Que contient cette notice :

1. Qu'est-ce que BISOPROLOL QUIVER 1,25 mg, comprimé et dans quel cas est-il utilisé ?

2. Quelles sont les informations à connaître avant de prendre BISOPROLOL QUIVER 1,25 mg, comprimé ?

3. Comment prendre BISOPROLOL QUIVER 1,25 mg, comprimé ?

4. Quels sont les effets indésirables éventuels ?

5. Comment conserver BISOPROLOL QUIVER 1,25 mg, comprimé ?

6. Informations supplémentaires.

1. QU’EST-CE QUE BISOPROLOL QUIVER 1,25 mg, comprimé ET DANS QUELS CAS EST-IL UTILISE ?  

Classe pharmacothérapeutique

La substance active de BISOPROLOL QUIVER est le bisoprolol. Le bisoprolol appartient à la classe de médicaments appelés bêtabloquants.

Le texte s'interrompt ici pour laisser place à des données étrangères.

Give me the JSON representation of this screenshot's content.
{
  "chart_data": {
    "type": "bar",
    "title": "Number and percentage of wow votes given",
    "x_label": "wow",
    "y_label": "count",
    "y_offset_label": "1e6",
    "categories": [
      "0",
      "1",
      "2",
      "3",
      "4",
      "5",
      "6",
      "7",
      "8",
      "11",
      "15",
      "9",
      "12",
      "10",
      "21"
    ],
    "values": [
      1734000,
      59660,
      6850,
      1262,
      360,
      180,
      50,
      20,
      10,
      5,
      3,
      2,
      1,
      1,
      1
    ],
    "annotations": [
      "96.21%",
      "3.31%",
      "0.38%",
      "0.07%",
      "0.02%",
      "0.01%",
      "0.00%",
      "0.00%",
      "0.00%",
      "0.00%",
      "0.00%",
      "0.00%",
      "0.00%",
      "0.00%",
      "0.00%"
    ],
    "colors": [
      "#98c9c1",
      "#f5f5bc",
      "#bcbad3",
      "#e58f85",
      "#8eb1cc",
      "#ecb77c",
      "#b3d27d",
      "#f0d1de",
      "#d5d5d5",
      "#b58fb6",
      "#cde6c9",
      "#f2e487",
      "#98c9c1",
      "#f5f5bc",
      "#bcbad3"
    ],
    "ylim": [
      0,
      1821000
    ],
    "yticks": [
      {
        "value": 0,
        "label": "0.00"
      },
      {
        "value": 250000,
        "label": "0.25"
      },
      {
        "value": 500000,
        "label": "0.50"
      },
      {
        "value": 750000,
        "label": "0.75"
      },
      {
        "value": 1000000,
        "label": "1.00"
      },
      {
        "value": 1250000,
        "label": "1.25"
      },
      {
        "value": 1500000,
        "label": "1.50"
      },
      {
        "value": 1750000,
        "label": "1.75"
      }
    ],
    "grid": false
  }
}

Indications thérapeutiques

Les bêtabloquants agissent en modifiant la réponse de l’organisme à certaines impulsions nerveuses, en particulier au niveau du cœur. Le bisoprolol ralentit ainsi le rythme cardiaque et permet au cœur de pomper plus efficacement le sang dans l’ensemble du corps.

L’insuffisance cardiaque se produit lorsque le muscle cardiaque est faible et incapable de pomper suffisamment de sang pour répondre aux besoins de l’organisme. BISOPROLOL QUIVER est utilisé pour traiter les patients présentant une insuffisance cardiaque chronique stable. Ce produit est utilisé en association avec d’autres médicaments adaptés à cette affection (tels que les inhibiteurs de l’enzyme de conversion ou IEC, les diurétiques et les glycosides cardiaques).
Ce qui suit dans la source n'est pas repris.